De acuerdo con el Dr. Salinas, realizar actividades que requieren alerta mental en la cama rompe la asociación psicológica entre el mueble y el descanso. Los especialistas en Higiene del Sueño recomiendan crear un “santuario”:
- Control de estímulos: La cama solo debe usarse para dormir y tener actividad sexual.
- La regla de los 20 minutos: Si pasas más de 20 minutos dando vueltas sin dormir, levántate. Cambia de habitación y regresa solo cuando sientas sueño real. Esto evita que tu cerebro asocie la cama con la ansiedad de estar despierto.
2. Hidratación excesiva antes de acostarse
Aunque mantenerse hidratado es fundamental para la salud, el momento en que bebes agua importa. Muchas personas mayores, siguiendo consejos populares, optan por tés o bebidas tibias justo antes de dormir.
“El problema es que la capacidad del sistema urinario disminuye con el tiempo”, explica el Dr. Salinas. Beber líquidos menos de una hora antes de acostarse aumenta drásticamente la probabilidad de nicturia (despertarse para ir al baño), lo que interrumpe los ciclos de sueño profundo. La recomendación es cesar la ingesta de líquidos al menos 60 minutos antes de ir a la cama.
3. Ejercicio intenso durante la noche
Es un mito común pensar que “cansar el cuerpo” con ejercicio pesado antes de dormir garantiza un sueño reparador. En realidad, la actividad física vigorosa activa el estado de alerta del organismo:
- Hormonas: Eleva el cortisol y la adrenalina.
- Temperatura: Incrementa la temperatura corporal basal, cuando el cuerpo necesita enfriarse para entrar en fase de sueño.
Si tu única opción es entrenar tarde, asegúrate de que sea al menos 2 o 3 horas antes de acostarte y prefiere rutinas de baja intensidad como yoga o estiramientos ligeros.
4. La lectura en dispositivos electrónicos
Leer es una excelente forma de reducir el estrés, equiparable incluso al yoga, pero el formato es clave. El Dr. Salinas señala que la lectura en pantallas LED (tabletas o lectores electrónicos con luz propia) afecta negativamente el ritmo circadiano.

La luz azul emitida por las pantallas engaña al cerebro haciéndole creer que aún es de día, inhibiendo la producción de melatonina. Un estudio reciente publicado en Frontiers in Psychiatry (marzo 2025) reveló que el uso de pantallas en la cama eleva el riesgo de insomnio en un 59%. Si vas a leer, opta por un libro físico y luz cálida.

Consejos de oro para un sueño reparador
Para combatir la privación del sueño, el Dr. Aarón Salinas y diversas instituciones de salud sugieren implementar estos cambios de inmediato:
- Consistencia total: Acuéstate y levántate a la misma hora todos los días, incluyendo fines de semana.

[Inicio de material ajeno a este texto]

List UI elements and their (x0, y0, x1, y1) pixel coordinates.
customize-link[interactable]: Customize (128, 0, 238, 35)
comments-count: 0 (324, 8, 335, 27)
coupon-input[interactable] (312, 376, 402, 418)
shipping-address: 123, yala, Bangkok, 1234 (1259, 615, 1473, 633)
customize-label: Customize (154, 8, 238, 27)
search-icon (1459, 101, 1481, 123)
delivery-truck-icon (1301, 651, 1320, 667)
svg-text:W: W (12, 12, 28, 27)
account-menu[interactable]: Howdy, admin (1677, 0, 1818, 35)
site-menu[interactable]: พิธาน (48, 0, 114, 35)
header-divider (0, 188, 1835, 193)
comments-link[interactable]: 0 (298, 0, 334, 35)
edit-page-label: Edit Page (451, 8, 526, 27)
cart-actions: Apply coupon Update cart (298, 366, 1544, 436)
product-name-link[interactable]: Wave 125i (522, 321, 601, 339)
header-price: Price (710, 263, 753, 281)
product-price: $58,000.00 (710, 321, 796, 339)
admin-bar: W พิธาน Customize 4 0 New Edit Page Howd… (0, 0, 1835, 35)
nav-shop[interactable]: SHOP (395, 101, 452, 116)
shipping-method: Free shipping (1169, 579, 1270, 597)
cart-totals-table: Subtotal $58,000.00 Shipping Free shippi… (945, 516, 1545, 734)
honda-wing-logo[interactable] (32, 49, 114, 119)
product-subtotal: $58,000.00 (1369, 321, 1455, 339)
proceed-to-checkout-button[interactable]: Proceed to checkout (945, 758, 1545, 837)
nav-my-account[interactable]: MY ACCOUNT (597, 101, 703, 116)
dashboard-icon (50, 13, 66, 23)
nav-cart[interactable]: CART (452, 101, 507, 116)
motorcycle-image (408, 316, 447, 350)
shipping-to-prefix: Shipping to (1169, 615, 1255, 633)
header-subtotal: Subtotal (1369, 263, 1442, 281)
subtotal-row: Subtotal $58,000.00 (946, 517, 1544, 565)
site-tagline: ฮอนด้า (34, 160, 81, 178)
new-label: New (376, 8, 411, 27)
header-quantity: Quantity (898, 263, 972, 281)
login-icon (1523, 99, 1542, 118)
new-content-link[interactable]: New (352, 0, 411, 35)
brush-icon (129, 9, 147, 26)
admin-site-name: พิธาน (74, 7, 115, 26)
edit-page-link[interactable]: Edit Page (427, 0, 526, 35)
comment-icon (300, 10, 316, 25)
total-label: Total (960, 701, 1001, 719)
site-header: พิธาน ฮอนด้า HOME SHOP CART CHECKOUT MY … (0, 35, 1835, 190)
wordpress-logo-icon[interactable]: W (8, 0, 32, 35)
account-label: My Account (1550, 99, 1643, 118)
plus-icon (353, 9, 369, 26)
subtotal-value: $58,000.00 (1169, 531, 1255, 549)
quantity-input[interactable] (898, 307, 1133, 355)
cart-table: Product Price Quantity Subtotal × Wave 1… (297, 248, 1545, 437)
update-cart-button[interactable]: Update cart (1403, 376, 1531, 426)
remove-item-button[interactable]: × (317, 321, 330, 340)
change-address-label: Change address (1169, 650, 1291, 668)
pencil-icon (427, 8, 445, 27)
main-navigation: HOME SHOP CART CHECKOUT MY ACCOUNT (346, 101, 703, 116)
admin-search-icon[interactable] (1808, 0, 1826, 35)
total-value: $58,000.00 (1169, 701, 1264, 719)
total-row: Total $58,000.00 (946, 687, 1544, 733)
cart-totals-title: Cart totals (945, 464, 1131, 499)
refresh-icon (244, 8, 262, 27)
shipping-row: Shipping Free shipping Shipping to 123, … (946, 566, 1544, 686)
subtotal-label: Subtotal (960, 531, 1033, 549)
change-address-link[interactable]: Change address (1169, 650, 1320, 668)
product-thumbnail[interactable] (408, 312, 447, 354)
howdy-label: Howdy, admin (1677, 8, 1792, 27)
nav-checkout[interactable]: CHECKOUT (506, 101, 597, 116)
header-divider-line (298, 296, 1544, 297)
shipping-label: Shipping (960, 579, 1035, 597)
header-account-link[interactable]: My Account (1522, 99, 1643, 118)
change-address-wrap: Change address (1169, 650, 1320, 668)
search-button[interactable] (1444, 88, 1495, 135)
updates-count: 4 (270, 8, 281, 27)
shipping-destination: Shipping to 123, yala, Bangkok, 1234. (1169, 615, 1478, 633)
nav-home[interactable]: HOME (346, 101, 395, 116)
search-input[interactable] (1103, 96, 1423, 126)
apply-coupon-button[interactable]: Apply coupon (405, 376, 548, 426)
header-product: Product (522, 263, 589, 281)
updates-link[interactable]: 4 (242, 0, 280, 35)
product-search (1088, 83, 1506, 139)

- Entorno óptimo: Mantén la habitación a una temperatura entre 18 y 20°C.
- Cenas ligeras: Procura cenar al menos 3 horas antes de acostarte para evitar que la digestión pesada interfiera con el descanso.
- Desconexión digital: Apaga todos los dispositivos electrónicos al menos 30 minutos antes de dormir.
Dormir no es un lujo, es una necesidad fisiológica. Si a pesar de seguir estas recomendaciones el insomnio persiste, es fundamental acudir con un especialista en medicina del sueño para descartar trastornos como la apnea obstructiva.